Solution: Modal class $= 20–30$ (highest $f = 15$).
$L = 20$, $f_1 = 15$, $f_0 = 10$, $f_2 = 8$, $i = 10$
$$M_o = 20 + \frac{15-10}{2(15)-10-8} \times 10 = 20 + \frac{5}{12} \times 10 = 20 + 4.17 = \mathbf{24.17}$$

iii. Daily wages (Rs. hundreds):

Daily Wages (Rs. hundreds)	100–200	200–300	300–400	400–500	500–600
No. of Families ($f$)	5	9	12	15	13

Solution: Modal class $= 400–500$ (highest $f = 15$).
$L = 400$, $f_1 = 15$, $f_0 = 12$, $f_2 = 13$, $i = 100$
$$M_o = 400 + \frac{15-12}{2(15)-12-13} \times 100 = 400 + \frac{3}{5} \times 100 = 400 + 60 = \mathbf{460}$$ Therefore, Mode $= \mathbf{Rs.\ 460}$ (hundred).

iv.
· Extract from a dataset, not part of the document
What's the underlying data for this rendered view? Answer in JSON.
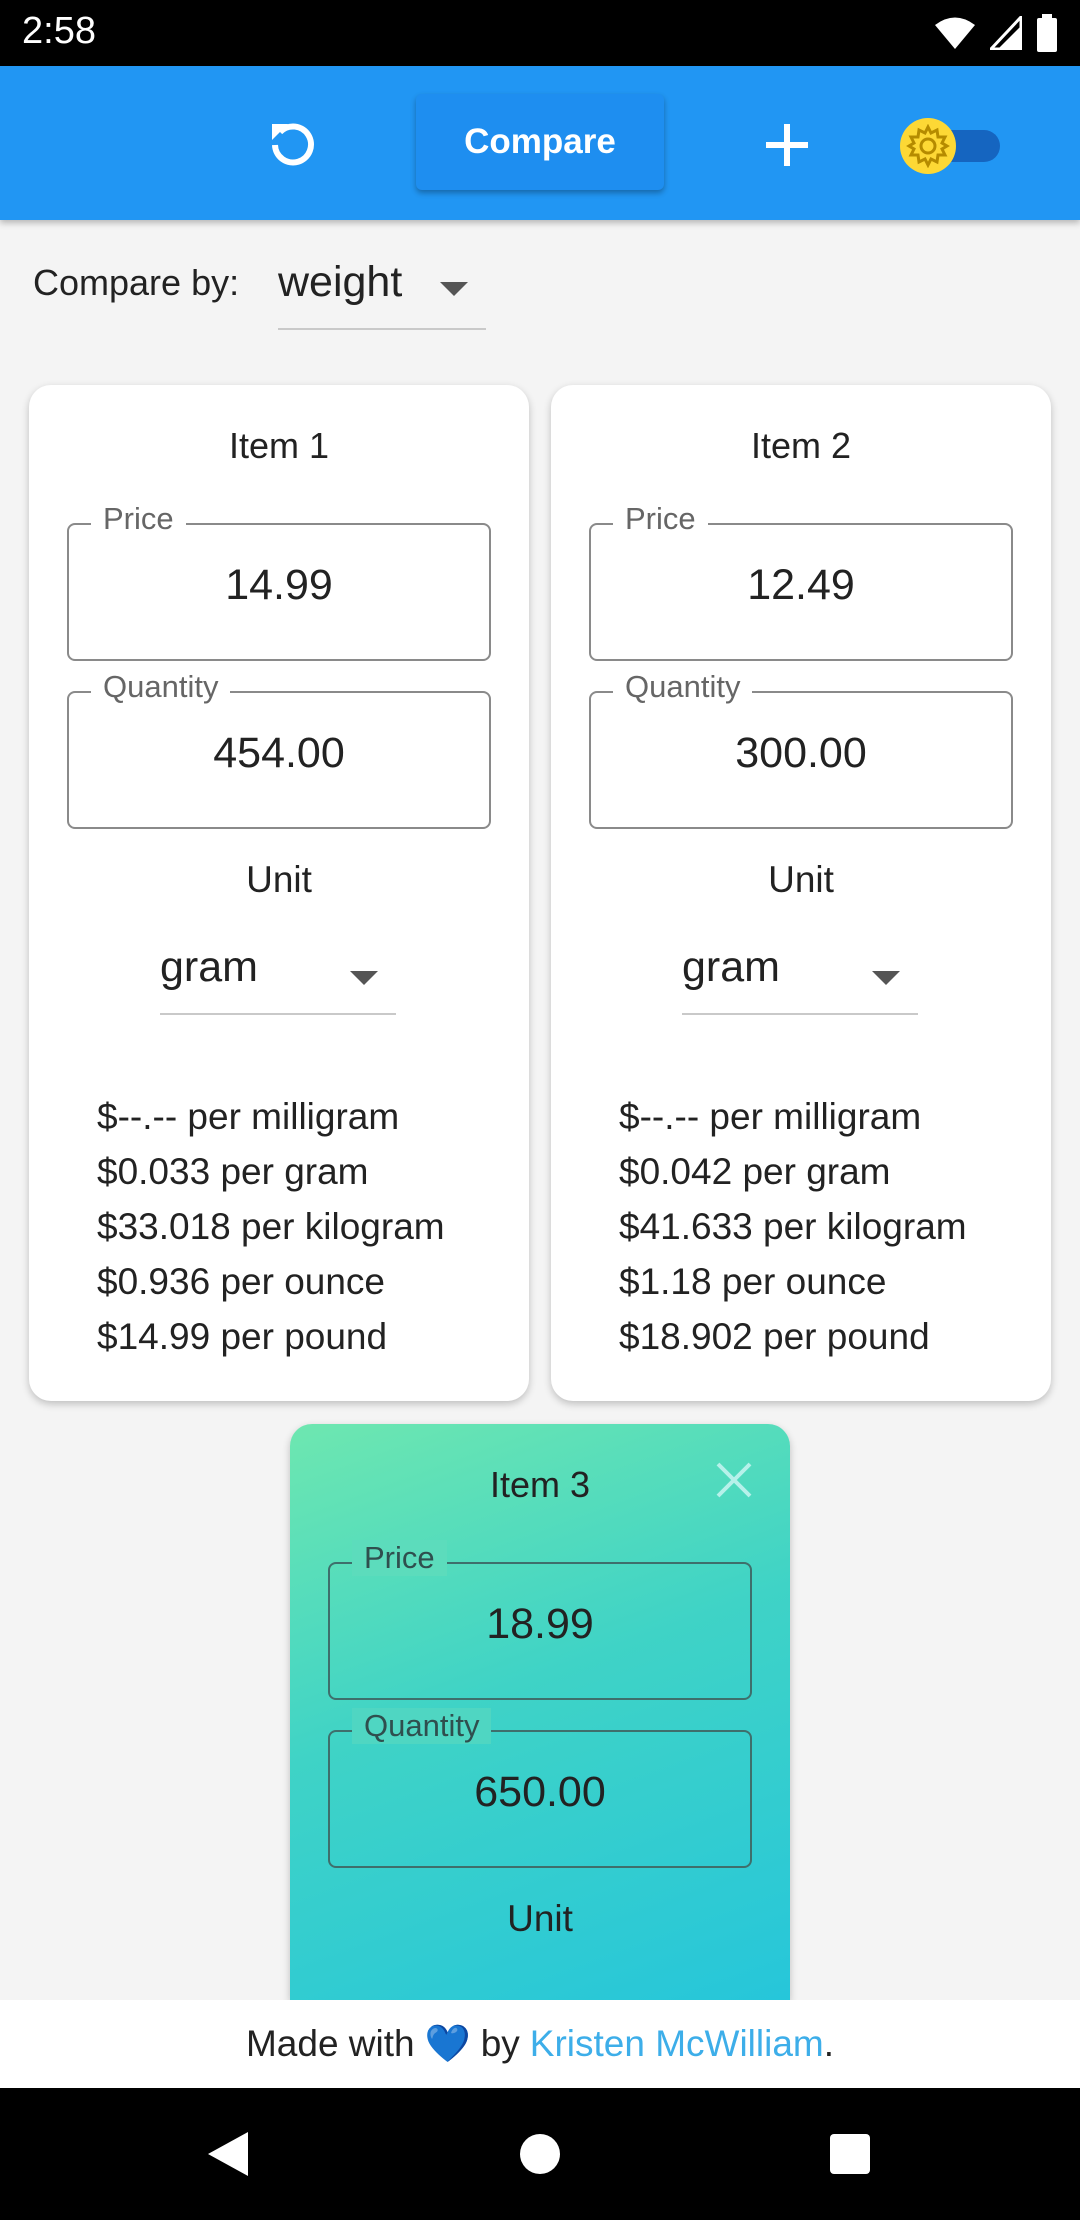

Marks series:

Marks	0–5	5–10	10–15	15–20	20–25	25–30
Frequency ($f$)	8	10	10	6	12	5

Solution: Modal class $= 20–25$ (highest $f = 12$).
$L = 20$, $f_1 = 12$, $f_0 = 6$, $f_2 = 5$, $i = 5$
$$M_o = 20 + \frac{12-6}{2(12)-6-5} \times 5 = 20 + \frac{6}{13} \times 5 = 20 + 2.31 = \mathbf{22.31}$$

v. Wages (Rs. hundreds):

Wages (Rs. hundreds)	100–200	200–300	300–400	400–500	500–600
No. of Families ($f$)	5	6	12	7	2

Solution: Modal class $= 300–400$ (highest $f = 12$).
$L = 300$, $f_1 = 12$, $f_0 = 6$, $f_2 = 7$, $i = 100$
$$M_o = 300 + \frac{12-6}{2(12)-6-7} \times 100 = 300 + \frac{6}{11} \times 100 = 300 + 54.55 = \mathbf{354.55}$$ Therefore, Mode wages $= \mathbf{Rs.\ 354.55}$ (hundred).